Having stated these cautions, we will give you a few ideas to think about. In the U.S. there are two main approaches to funding something like this. First we explore government funding, and we think you should do the same. Your national government certainly has an interest in increasing employment and in the social stability that results when people have their basic needs met. Most governments are pretty certain about what they will and will not fund, to tell the truth, but it certainly does not hurt to ask.
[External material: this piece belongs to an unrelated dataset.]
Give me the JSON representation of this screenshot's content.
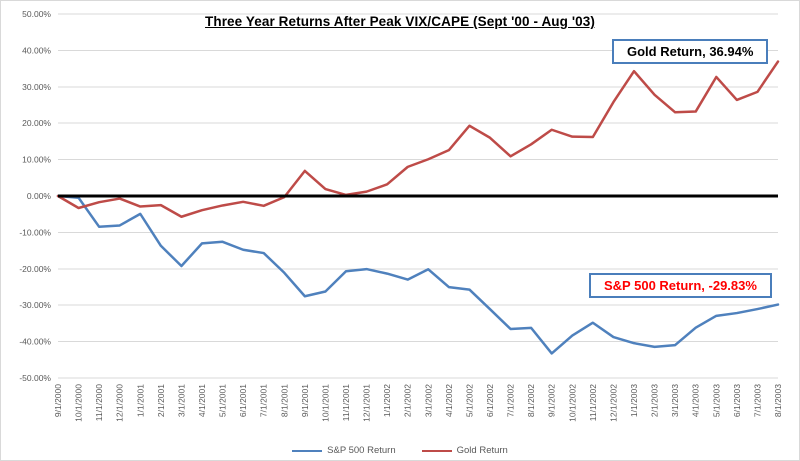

If you can travel to the capital to sit down in person with a government representative, that is always best. If that person says there is no money for this, ask them for advice about how to find the money. We always advise community groups to make sure to ask for ideas when they receive a negative response. Most people will respond with an honest answer, and sometimes their suggestions will be valuable.
If you must have the conversation with the government representative by webcam or even by e-mail, you might want to send some information in advance of the scheduled conversation. If people are not sitting across the desk from you, it is too easy to say no, and to offer no suggestions. Send a good presentation in writing before you talk.
Second, we are going back to the U.S. example. Sometimes when there is no government money for a project, we go to a large business or corporation that would have an interest in the project. For example, if we have a health related social project that we want to do, we might ask a large private hospital for funding help.
In your case, the businesses that would employ the people you train would be your target businesses to ask for money to help fund the program. Identify what those businesses would be. Also since you mention entrepreneurship, identify existing businesses that might benefit from the existence of a new business that either would buy products from the start-up or furnish materials to the start-up.
Then visit the businesses to explain your training process, the credentials of the people who will be conducting the training, and what your organization will need to be able to afford to do the training. Ask directly for funding. If they are reluctant to provide money in advance, ask if they will give you a fee for every graduate of your program that they employ. Or in the case of entrepreneurs, see what you can work out with existing businesses.
Those would be our two best ideas for how to set up a business model. Often in the U.S. we have to combine two or three different funding streams in order to support a program. If you cannot figure it out, you might have to look at how other activities of your community development centre might produce income that you could use for the ICT program.
Good luck to you, and we would be interested in hearing about your results.